Sharing interests is more fun. Bryan is now a fan of dogs, and I take an eager interest in the Washington Nationals and Carolina Panthers. In another, see our high school story of the Harry Potter v. Pride & Prejudice debate. Shared interests have strengthened our relationship, and made planning adventures together more exciting (see, bookstores, hiking, church history, etc.).
Dogs make us laugh. Seriously. I’ve said this before, but Franklin may be one of the greatest things we did for the sense of humor in this marriage, as Bryan and I both border on taking everything too seriously.
Depth of thought increases affection. Bryan’s intense honesty and deliberate thoughtfulness initially attracted me to him. And while this quality can be exasperating (he has a tendency to express opinions like they’re an addendum to the Ten Commandments), it has also led us into a deeper intimacy where we express our opinions without fear of offense. To borrow a phrase from Harry Potter, we’ve become each others’ Secret Keepers. In this role, we form a safe circle and sounding board for thoughts to be heard, without fear that they’ll be spread among our friends or family (see, the early never-before heard versions of Bryan’s #nevertrump ideations). Bryan taught me honesty is not scary – it draws you closer.

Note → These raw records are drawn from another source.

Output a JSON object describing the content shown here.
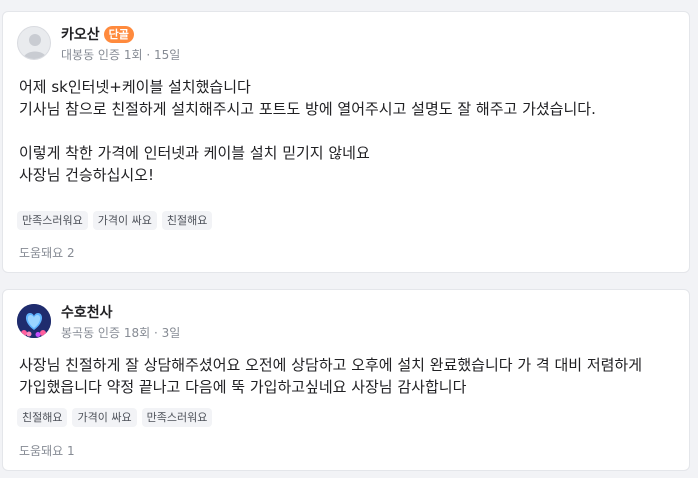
{
  "reviews": [
    {
      "author": "카오산",
      "badge": "단골",
      "meta": "대봉동 인증 1회 · 15일",
      "body": "어제 sk인터넷+케이블 설치했습니다\n기사님 참으로 친절하게 설치해주시고 포트도 방에 열어주시고 설명도 잘 해주고 가셨습니다.\n\n이렇게 착한 가격에 인터넷과 케이블 설치 믿기지 않네요\n사장님 건승하십시오!",
      "tags": [
        "만족스러워요",
        "가격이 싸요",
        "친절해요"
      ],
      "helpful": "도움돼요 2"
    },
    {
      "author": "수호천사",
      "meta": "봉곡동 인증 18회 · 3일",
      "body": "사장님 친절하게 잘 상담해주셨어요 오전에 상담하고 오후에 설치 완료했습니다 가 격 대비 저렴하게 가입했읍니다 약정 끝나고 다음에 뚝 가입하고싶네요 사장님 감사합니다",
      "tags": [
        "친절해요",
        "가격이 싸요",
        "만족스러워요"
      ],
      "helpful": "도움돼요 1"
    }
  ]
}
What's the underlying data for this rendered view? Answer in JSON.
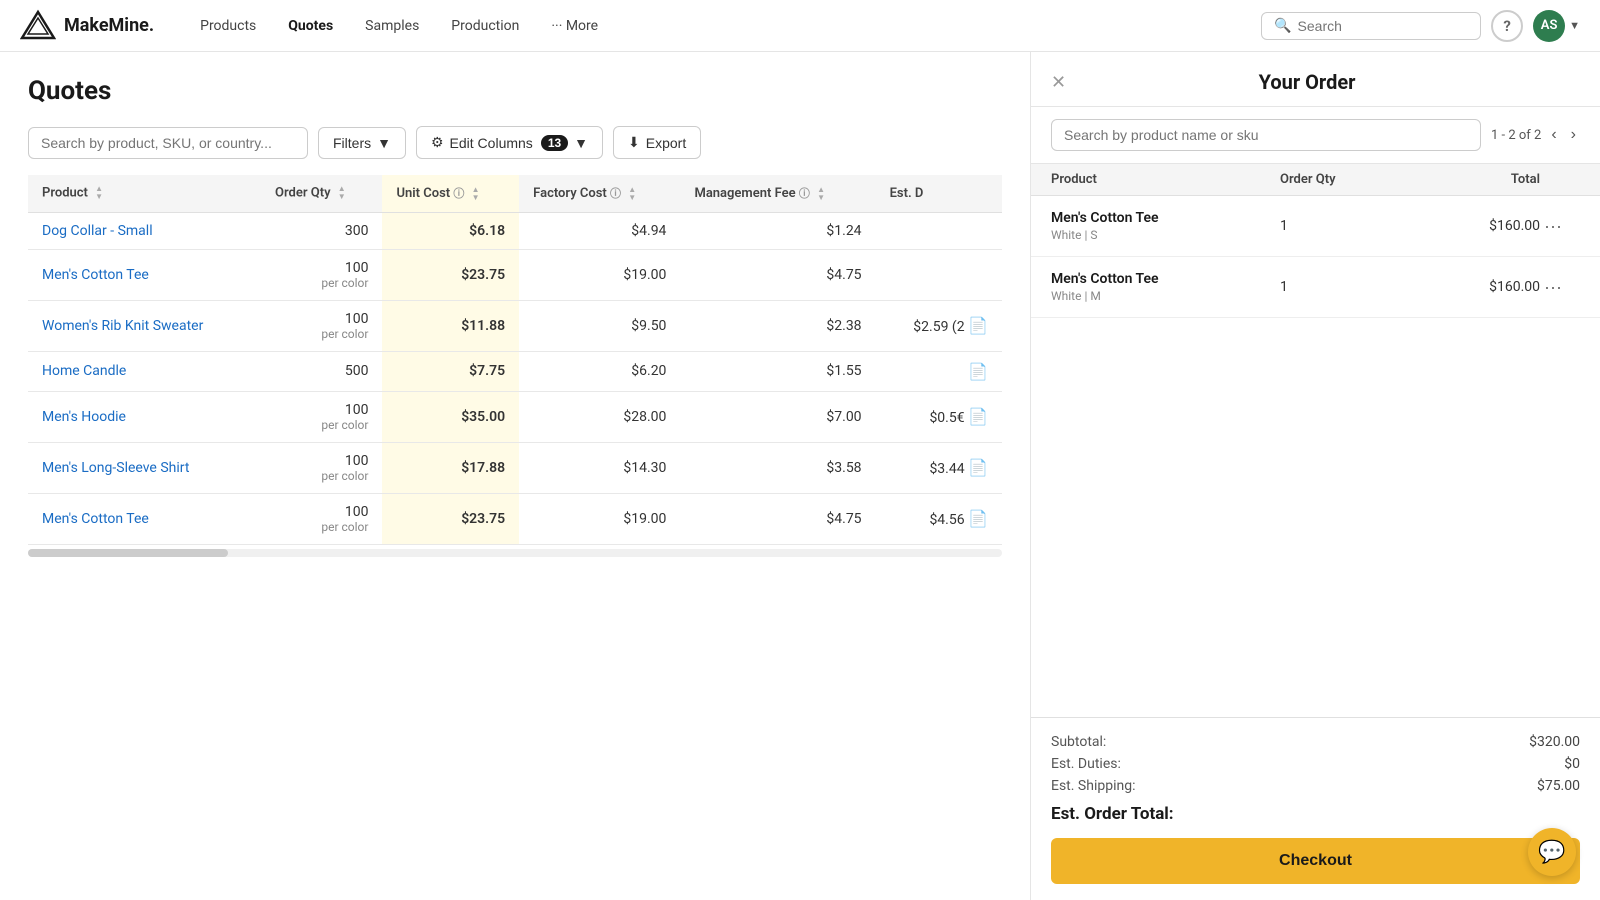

Contentment is elusive and yet significant. Marriage this past year sometimes seems built just to help remind one another to be content with where we live, with what we have, and what we are doing amidst everyone else around us. This, admittedly, may be one of our biggest struggles in our current phase of life. And yet, we both know envy is not good for our souls, so we spur each other on past moments of discontent or bitterness (which are not infrequent!).
Sweet, honest, romantic Bryan, I’m so glad God saw fit to have us share our lives. It is a delight to experience the little things of life with you – to read the same books, to discuss news and literature over dinner, to talk through passages from Scripture that give us doubt and pause, to travel together and know we will want to experience similar things (see, driving two hours to visit a library).
I’m thankful our anniversary is a big thing that reminds me of all those treasured little things on which the engine of our marriage is run.
“Love as distinct from ‘being in love’ — is not merely a feeling.
“It is a deep unity, maintained by the will and deliberately strengthened by habit; reinforced by (in Christian marriages) the grace which both partners ask, and receive, from God.”